Та же ключевая идея – что именно отдых был центром тяжести, состоянием по умолчанию, которое иногда неизбежно прерывалось работой, – оставалась неизменной на протяжении веков при всех последующих исторических переменах. Даже тяжелая жизнь английских крестьян в Средние века была наполнена отдыхом. Она текла в соответствии с календарем, который определялся религиозными праздниками и днями святых; добавим многодневные деревенские пиры, так называемые эли, в честь важных событий, таких как свадьба или похороны. (Или не столь важных, например ежегодного ягнения овец, – что угодно, лишь бы напиться.) Некоторые историки утверждают, что среднестатистический деревенский житель в XVI веке работал всего лишь 150 дней в году, и, хотя о цифрах ведутся споры, никто не сомневается в том, что отдых был центром жизни{103}
. Кроме того, весь этот отдых не только мог доставлять удовольствие: он был обязательным. Общественные установления не позволяли людям работать без перерыва. Религиозные праздники необходимо было соблюдать – этого требовала церковь. В деревнях, где все жители близко знакомы, трудно было уклониться и от других торжеств. К тому же ощущение праздности просачивалось и в щели рабочих дней. «Работник, – жаловался епископ Даремский Джеймс Пилкингтон в 1570 году, – долго спит по утрам; солнце уже высоко, когда он явится на работу. Потом он должен позавтракать, хотя не заслужил этого, в привычный для него час, а иначе – ворчание и недовольство… В полдень он должен вздремнуть, а к вечеру – выпить, так и проходит почти весь день»{104}.Но индустриализация, подстегнутая закреплением в сознании часового времени, положила всему этому конец. Заводы и фабрики требовали скоординированного труда сотен людей, работавших за почасовую оплату, и в результате отдых стал строго отделен от работы. Работникам предлагали скрытую сделку: проводите свободное время как угодно, пока это не вредит производительности труда, а предпочтительно повышает ее. (Поэтому, когда высшие слои общества ужасались самозабвенному пьянству низших, в этом присутствовал и мотив выгоды: напиться в свободное время, а потом прийти на работу с похмелья значило нарушить условия сделки.) В некотором, узком смысле люди почувствовали себя свободнее, поскольку их отдых стал принадлежать им самим, а не церкви и обществу, диктовавшим почти все способы проведения свободного времени. Но в то же время установилась новая иерархия. Теперь настоящим смыслом существования стала считаться работа, а отдых был всего лишь возможностью восстановиться и восполнить запас сил, чтобы работать дальше. Однако для среднестатистического фабричного трудяги работа не была достаточно значимой, чтобы стать смыслом жизни: работали не ради внутреннего удовлетворения, а ради денег. Рабочее время и время отдыха стало цениться не само по себе, а как средство достигнуть чего-то в будущем.
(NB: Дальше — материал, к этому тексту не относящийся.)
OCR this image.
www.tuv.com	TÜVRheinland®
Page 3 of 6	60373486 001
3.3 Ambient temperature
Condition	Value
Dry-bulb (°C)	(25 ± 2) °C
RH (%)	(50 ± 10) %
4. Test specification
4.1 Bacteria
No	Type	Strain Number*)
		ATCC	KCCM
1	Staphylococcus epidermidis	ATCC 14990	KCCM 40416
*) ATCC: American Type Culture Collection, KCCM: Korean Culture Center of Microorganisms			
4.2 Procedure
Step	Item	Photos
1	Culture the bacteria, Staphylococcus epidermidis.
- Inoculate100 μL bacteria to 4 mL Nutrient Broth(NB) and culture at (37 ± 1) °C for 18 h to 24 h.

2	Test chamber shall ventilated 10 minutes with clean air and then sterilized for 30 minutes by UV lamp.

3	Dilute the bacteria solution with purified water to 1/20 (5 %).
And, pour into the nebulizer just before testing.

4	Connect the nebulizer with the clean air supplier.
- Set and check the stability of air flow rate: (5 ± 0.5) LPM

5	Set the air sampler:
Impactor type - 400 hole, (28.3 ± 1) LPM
Как ни странно, именно лидеры профсоюзов и реформаторы труда, боровшиеся за то, чтобы у людей было больше свободного времени и в итоге добившиеся восьмичасового рабочего дня и двух выходных в неделю, помогли закрепить отношение к отдыху как к инструменту, так что он утратил функцию простого удовольствия. Теперь считалось, что работники должны использовать дополнительное свободное время для саморазвития, повышать свой образовательный и культурный уровень, то есть никоим образом не отдыхать. И очень грустно на этом фоне звучит ответ ткачей из Массачусетса XIX века одному исследователю, проводившему опрос, что они на самом деле хотели бы делать в свободное время: «Оглядеться, посмотреть, что происходит»{105}
. Они мечтали об истинном отдыхе, а не о другой форме продуктивности. Они хотели иметь «право на день» – именно так назвал свой знаменитый памфлет марксист-вольнодумец Поль Лафарг{106}.От всего этого мы унаследовали крайне странную идею о том, что значит проводить свое время хорошо и, наоборот, что значит тратить его зря. С этой точки зрения все, что не представляет ценности для будущего, это просто праздность. Отдых позволителен, но только ради восстановления сил для работы или, возможно, для какой-либо формы саморазвития. Наслаждаться минутой отдыха самой по себе, не думая о потенциальных выгодах в будущем, стало трудно, потому что отдых, не имеющий инструментальной ценности, кажется расточительством.